Internally, BreastViT achieved a best BLEU of 0.9187 and loss of 0.1277. GPT-4o refinement markedly improved fluency and structure. In external validation, GPT-4o alone produced natural language but occasional image inconsistencies; BreastViT outputs captured key findings but lacked structure; the combined approach yielded the best accuracy, completeness, and terminological consistency. In blinded radiologist evaluation, the BreastViT + GPT-4o reports were rated highest for structural integrity and terminology standardization. In the external validation, a blinded evaluation was conducted by three senior radiologists. The intraclass correlation coefficient (ICC) demonstrated excellent inter-rater reliability (ICC = 0.8808; 95% CI: 0.86–0.90).

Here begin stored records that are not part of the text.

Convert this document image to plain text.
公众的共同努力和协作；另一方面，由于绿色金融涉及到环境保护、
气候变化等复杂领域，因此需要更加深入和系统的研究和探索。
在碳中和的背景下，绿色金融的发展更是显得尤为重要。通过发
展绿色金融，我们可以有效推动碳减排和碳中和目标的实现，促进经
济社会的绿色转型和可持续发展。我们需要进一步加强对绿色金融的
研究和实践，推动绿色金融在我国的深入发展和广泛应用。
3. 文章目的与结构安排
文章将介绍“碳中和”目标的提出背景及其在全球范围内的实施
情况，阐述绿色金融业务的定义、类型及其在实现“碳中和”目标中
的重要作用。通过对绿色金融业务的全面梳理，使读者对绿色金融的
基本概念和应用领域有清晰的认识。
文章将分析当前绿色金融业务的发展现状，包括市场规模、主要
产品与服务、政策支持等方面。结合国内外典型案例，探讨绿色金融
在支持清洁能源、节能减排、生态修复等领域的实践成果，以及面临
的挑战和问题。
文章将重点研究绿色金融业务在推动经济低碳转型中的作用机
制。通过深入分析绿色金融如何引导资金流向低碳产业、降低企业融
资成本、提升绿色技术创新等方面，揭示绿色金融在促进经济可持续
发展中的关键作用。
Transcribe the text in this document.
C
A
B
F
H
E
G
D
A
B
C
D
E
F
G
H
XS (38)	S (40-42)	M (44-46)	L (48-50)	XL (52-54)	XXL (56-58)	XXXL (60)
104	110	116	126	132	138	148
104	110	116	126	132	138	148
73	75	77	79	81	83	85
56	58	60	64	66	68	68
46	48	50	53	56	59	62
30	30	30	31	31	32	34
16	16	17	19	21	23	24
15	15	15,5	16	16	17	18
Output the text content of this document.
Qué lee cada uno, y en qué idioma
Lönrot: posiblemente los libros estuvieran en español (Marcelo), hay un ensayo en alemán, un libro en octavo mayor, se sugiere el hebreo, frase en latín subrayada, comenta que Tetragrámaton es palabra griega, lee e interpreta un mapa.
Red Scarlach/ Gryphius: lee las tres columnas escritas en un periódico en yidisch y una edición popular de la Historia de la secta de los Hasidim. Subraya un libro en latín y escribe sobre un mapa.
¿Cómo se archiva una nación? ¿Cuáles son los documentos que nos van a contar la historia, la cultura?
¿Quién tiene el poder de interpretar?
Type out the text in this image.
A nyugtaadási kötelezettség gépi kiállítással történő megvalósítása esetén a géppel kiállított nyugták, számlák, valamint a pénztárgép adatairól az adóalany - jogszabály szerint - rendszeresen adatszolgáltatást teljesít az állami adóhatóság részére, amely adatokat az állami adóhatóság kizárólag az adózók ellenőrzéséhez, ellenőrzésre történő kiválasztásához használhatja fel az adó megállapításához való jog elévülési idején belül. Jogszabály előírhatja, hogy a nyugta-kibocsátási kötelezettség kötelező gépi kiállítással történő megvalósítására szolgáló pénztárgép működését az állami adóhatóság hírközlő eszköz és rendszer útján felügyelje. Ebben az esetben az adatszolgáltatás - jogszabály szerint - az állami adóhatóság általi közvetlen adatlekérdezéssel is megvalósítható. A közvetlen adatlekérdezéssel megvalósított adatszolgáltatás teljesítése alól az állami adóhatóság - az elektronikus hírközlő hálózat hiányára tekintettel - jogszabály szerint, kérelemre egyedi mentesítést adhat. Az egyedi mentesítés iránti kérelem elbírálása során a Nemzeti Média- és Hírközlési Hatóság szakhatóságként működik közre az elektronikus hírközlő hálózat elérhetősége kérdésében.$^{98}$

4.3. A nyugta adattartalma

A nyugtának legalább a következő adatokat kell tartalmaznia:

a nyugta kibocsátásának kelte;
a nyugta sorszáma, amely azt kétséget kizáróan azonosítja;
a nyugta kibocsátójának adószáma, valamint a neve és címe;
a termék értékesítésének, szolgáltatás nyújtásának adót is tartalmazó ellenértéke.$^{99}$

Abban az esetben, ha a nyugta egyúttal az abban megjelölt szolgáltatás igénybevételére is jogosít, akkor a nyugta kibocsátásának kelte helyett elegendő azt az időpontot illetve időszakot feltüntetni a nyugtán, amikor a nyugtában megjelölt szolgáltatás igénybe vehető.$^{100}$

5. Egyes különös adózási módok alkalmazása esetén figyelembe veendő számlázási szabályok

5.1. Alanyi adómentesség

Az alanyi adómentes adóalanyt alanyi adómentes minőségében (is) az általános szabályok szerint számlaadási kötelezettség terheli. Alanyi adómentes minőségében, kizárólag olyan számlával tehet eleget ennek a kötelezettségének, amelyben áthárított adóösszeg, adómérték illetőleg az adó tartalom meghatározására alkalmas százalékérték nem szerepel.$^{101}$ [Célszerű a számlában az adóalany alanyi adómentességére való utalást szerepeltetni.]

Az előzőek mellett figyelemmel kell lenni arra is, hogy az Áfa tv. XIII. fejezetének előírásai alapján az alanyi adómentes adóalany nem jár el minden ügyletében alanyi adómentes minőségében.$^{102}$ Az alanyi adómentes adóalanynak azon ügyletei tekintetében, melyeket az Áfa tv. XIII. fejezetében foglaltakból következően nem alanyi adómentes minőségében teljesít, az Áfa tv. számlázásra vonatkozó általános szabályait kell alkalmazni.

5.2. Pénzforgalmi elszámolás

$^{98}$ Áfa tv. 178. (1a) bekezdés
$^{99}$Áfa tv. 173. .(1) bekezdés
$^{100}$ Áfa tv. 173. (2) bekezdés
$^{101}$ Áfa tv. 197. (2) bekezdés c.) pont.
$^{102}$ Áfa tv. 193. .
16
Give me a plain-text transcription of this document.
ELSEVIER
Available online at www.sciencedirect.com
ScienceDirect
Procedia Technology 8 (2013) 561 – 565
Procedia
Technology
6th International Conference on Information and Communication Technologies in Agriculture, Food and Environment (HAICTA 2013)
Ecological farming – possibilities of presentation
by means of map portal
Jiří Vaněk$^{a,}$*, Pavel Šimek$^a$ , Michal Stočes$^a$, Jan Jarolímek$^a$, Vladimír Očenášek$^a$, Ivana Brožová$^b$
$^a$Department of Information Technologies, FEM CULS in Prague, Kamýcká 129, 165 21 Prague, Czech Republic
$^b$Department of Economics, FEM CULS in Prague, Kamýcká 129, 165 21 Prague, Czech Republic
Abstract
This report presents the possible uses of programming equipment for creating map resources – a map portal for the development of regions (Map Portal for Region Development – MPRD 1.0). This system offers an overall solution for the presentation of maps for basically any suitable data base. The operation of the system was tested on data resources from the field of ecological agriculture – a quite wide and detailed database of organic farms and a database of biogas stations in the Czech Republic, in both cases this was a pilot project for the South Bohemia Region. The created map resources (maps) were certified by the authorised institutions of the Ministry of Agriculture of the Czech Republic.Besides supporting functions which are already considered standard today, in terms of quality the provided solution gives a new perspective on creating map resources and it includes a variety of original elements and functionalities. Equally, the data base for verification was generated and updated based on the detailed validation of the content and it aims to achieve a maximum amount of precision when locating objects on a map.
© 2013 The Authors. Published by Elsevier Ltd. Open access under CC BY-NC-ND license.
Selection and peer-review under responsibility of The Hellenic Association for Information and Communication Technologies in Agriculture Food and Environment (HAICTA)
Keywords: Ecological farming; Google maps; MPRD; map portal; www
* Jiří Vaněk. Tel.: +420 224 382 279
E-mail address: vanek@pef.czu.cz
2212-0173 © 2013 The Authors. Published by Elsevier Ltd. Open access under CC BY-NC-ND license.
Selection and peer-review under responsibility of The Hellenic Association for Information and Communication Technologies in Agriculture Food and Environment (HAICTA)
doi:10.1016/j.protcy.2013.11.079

Results indicated that the combined BreastViT + GPT-4o model achieved the highest scores across all categories, including Clinical Accuracy, Information Completeness, Structural Integrity, and Terminology Standardization (7.31 ± 0.94, 7.61 ± 0.66, 8.03 ± 0.93, 8.02 ± 0.98, respectively). These scores were significantly superior to those of the standalone models (all P < 0.05).

Conclusion

The proposed BreastViT + GPT-4o workflow automatically generates clinically compliant structured breast ultrasound reports, which enhances readability and standardization. This approach can improve report consistency and efficiency, offering a promising pathway for clinical integration.